Years of carefully selected posts have changed what social media users expect from the platform, and Instagram’s instant backlash has made it impossible to ignore.
Over the years, the platform has been optimized for reach, sophistication, and continuous visibility. Instagram is currently building a feature to delete photos. LinkedIn markets itself as a storefront. And while Meta’s advertising machine continues to print money, Facebook’s cultural decline continues to dominate the headlines.
Platforms aren’t going away. But the action they are chasing is already in motion.
Instant mistakes friction for real
Instagram asks users to stop editing before posting. Its new Instant feature sends unedited images from your camera to friends and close friends in a fading photo format borrowed from the days of Snapchat, BeReal, and photo dumps. Photos disappear after viewing, screenshots are blocked, and users are prevented from uploading from their camera roll.
Problems quickly surfaced. Instant shares the image the moment you press the shutter button. There are no review screens or confirmation steps. Users who were trained to be selective about everything they published started accidentally sending photos to their entire friends list.
Instagram has yet to resolve this disparity. Users may want content to feel more spontaneous, but they’ve spent years treating the platform like a public media channel. Removing the review step does not necessarily restore credibility and appears to cause anxiety.
This feature also shows you how your public feed is saturated with ads, creators, and algorithmic recommendations. Actual interactions have moved to DMs, group chats, and small circles. Instants are Instagram’s latest attempt to capture users’ behavior before they move on.
What this means for real estate professionals
Even if certain features don’t stick around, the desire for instant, low-productivity content won’t go away. But this development is a reminder that user trust is important. Reducing friction can increase engagement, but it can also backfire if people feel like they have lost control over what they share.
The carousel is becoming a microblog
Instagram is testing per-slide captions for carousel posts, allowing creators to add individual text to each image or video in a carousel instead of a single shared caption.
This update expands on what Carousel is already great at, helping it hold attention longer and engage viewers better than static images.
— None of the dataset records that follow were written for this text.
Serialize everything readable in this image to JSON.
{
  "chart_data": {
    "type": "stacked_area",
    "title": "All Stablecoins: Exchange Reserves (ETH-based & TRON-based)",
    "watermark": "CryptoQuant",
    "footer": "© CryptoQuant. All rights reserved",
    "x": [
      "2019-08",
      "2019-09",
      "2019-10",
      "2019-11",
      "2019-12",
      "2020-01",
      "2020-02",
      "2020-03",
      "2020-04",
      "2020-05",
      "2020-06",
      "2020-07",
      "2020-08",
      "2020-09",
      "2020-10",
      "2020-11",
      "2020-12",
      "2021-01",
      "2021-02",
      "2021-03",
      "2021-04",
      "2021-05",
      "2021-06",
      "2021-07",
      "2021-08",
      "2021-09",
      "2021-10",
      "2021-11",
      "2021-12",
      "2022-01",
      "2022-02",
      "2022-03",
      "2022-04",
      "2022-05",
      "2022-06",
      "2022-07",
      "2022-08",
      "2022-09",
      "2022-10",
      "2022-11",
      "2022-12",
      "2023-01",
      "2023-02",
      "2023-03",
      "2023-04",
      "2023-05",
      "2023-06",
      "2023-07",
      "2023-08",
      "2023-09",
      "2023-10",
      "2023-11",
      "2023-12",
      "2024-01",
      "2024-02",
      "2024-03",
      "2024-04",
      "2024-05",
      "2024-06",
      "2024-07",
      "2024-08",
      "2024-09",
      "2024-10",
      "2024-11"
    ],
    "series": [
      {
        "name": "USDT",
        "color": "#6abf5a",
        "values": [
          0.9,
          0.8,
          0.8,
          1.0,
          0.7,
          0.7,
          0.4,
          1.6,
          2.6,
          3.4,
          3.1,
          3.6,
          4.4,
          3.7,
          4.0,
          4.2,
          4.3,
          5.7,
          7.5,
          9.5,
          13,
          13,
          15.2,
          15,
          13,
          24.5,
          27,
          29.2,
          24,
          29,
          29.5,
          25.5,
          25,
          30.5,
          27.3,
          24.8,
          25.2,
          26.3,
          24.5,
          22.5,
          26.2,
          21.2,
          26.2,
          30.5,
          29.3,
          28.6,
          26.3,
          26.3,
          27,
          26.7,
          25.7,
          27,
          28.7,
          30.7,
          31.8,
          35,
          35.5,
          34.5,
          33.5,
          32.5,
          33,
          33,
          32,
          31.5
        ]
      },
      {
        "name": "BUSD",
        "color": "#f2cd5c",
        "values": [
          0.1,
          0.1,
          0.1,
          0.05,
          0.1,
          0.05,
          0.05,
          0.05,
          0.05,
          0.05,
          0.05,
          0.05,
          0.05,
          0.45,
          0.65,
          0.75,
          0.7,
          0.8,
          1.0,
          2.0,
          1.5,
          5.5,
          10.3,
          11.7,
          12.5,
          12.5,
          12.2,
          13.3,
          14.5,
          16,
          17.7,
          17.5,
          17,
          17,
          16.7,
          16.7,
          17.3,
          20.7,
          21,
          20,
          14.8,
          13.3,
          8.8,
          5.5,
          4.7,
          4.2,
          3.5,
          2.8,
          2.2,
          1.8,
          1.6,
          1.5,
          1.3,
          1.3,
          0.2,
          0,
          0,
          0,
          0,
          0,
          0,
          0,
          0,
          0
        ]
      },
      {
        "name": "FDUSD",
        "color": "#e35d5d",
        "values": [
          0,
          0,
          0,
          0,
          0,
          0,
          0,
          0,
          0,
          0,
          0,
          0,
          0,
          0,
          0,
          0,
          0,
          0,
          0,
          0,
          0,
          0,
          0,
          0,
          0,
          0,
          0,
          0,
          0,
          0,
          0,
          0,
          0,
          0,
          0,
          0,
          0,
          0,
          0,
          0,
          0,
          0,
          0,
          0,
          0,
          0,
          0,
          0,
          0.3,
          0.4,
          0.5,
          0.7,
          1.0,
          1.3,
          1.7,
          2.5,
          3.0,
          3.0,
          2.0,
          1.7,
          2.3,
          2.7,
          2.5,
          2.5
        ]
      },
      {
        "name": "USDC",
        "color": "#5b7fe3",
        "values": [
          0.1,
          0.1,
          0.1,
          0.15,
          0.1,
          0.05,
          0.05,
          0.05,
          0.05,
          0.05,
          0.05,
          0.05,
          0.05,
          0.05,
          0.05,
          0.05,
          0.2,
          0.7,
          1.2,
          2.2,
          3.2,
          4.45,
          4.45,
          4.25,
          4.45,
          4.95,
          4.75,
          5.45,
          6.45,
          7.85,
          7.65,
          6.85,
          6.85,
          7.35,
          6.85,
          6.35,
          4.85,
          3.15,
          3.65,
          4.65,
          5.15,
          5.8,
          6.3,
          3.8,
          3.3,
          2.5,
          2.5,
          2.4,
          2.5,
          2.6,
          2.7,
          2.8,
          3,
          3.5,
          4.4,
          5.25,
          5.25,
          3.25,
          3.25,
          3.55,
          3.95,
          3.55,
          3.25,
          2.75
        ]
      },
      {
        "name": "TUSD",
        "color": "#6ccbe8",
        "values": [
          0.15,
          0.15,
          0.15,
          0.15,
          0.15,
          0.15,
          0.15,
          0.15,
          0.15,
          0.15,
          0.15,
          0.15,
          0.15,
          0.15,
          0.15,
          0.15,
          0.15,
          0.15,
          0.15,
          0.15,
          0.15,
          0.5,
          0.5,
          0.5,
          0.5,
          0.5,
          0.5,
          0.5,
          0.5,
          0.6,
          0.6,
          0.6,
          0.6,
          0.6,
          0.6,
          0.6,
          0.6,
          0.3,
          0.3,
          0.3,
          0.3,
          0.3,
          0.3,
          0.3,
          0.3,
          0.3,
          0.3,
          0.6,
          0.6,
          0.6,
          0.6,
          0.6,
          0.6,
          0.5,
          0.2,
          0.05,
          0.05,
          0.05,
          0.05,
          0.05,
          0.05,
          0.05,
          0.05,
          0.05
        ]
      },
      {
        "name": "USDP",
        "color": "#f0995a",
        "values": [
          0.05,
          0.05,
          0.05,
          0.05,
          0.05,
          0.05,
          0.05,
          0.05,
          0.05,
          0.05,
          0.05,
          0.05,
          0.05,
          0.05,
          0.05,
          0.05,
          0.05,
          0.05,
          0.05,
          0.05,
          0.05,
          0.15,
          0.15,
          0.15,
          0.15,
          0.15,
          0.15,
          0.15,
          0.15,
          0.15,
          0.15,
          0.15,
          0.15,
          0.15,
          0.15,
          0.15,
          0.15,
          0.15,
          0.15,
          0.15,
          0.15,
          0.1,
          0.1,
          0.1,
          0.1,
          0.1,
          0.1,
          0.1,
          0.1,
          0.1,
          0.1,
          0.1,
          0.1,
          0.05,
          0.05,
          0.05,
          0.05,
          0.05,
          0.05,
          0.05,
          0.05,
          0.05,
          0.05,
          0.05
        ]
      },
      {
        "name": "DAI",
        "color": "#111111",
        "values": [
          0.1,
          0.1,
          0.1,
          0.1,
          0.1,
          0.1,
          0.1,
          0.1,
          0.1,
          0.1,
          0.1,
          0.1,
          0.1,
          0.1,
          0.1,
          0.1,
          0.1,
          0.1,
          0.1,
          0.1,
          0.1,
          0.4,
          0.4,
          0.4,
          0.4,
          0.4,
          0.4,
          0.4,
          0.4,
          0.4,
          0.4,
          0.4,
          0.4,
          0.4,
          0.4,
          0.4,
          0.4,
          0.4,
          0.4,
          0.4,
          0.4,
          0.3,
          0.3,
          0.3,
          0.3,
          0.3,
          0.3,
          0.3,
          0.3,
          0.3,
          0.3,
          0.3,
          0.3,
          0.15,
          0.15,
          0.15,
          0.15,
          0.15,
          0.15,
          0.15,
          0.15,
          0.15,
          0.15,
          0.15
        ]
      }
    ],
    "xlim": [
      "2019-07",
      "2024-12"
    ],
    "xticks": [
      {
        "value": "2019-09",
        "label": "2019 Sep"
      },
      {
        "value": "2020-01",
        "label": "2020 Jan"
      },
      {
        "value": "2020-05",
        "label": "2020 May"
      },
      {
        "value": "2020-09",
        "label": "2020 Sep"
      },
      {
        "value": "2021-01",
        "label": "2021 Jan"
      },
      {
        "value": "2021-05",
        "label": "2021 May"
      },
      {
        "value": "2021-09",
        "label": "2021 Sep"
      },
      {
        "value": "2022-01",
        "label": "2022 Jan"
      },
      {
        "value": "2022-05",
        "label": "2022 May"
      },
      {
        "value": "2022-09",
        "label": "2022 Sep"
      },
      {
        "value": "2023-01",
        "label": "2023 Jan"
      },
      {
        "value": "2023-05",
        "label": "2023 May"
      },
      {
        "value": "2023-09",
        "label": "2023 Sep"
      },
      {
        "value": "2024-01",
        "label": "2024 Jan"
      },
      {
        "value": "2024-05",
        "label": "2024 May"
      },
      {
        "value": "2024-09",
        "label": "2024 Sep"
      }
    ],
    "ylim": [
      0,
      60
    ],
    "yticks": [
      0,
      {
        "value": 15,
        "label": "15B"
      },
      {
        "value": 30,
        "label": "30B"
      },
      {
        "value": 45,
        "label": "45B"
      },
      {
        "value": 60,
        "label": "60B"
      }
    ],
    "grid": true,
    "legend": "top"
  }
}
This format works more like a swipeable presentation than a photo gallery.
What this means for real estate professionals
Carousels remain one of the most powerful formats for educational content. Per-slide captions make it easy to organize market updates, buying schedules, and neighborhood breakdowns without cramming everything into one caption.
LinkedIn is now a business platform
LinkedIn’s latest updates include paid “advisory sessions” that can be booked through user profiles, competitive analysis for company pages, expanded recruiting tools, and more. LinkedIn wants its users to build businesses on the platform, not just networks.
Your profile functions like a storefront. Features like postboosting, lead discovery, and built-in consultation are designed so that you and your clients don’t have to go elsewhere.
What this means for real estate professionals
Founder-style positioning, educational content, and consistent profile optimization are more important on LinkedIn than they were two years ago, especially for agents targeting investors, luxury buyers, or relocating clients.
Facebook may be aging, but meta isn’t going anywhere
A recent New York Times op-ed article declared that meta is entering a “zombie era,” citing Facebook’s declining relevance among younger users and the decline in daily active users. This conclusion overstates what the numbers show.
While Facebook has lost cultural relevance, especially with younger audiences, Meta has not lost its grip on digital advertising and consumer attention. Aside from Instagram, Threads, and its heavy investments in AI and hardware, Meta still controls a huge share of where people spend their time online.
What this means for real estate professionals
Abandoning Facebook remains a mistake in an industry where community behavior tends to be antiquated and relational. Wise reading is not about abandonment. We recognize that the way people use these platforms is changing and are adjusting accordingly.
TL;DR (too long to read)
Instagram’s Instant feature has revealed how users are conditioned to control what they post, even if they claim they want more spontaneity. Captions for each slide can make carousels even more useful as structured educational content. LinkedIn is built to be a platform where profiles generate not only connections but leads. Facebook is not very culturally relevant. Meta’s advertising advantage is not.
Public feeds are becoming entertainment channels. Trust, connection, and real conversations are happening in small spaces through direct mail, educational content, and personal branding. Platforms that are adapting to that change are betting on behaviors that are already changing.
Every week on Trending, Inman’s Jessi Healey digs into what’s trending on social media and why it matters to real estate professionals. From viral trends to platform shifts, she analyzes everything to help you understand what’s worth your time and what’s not.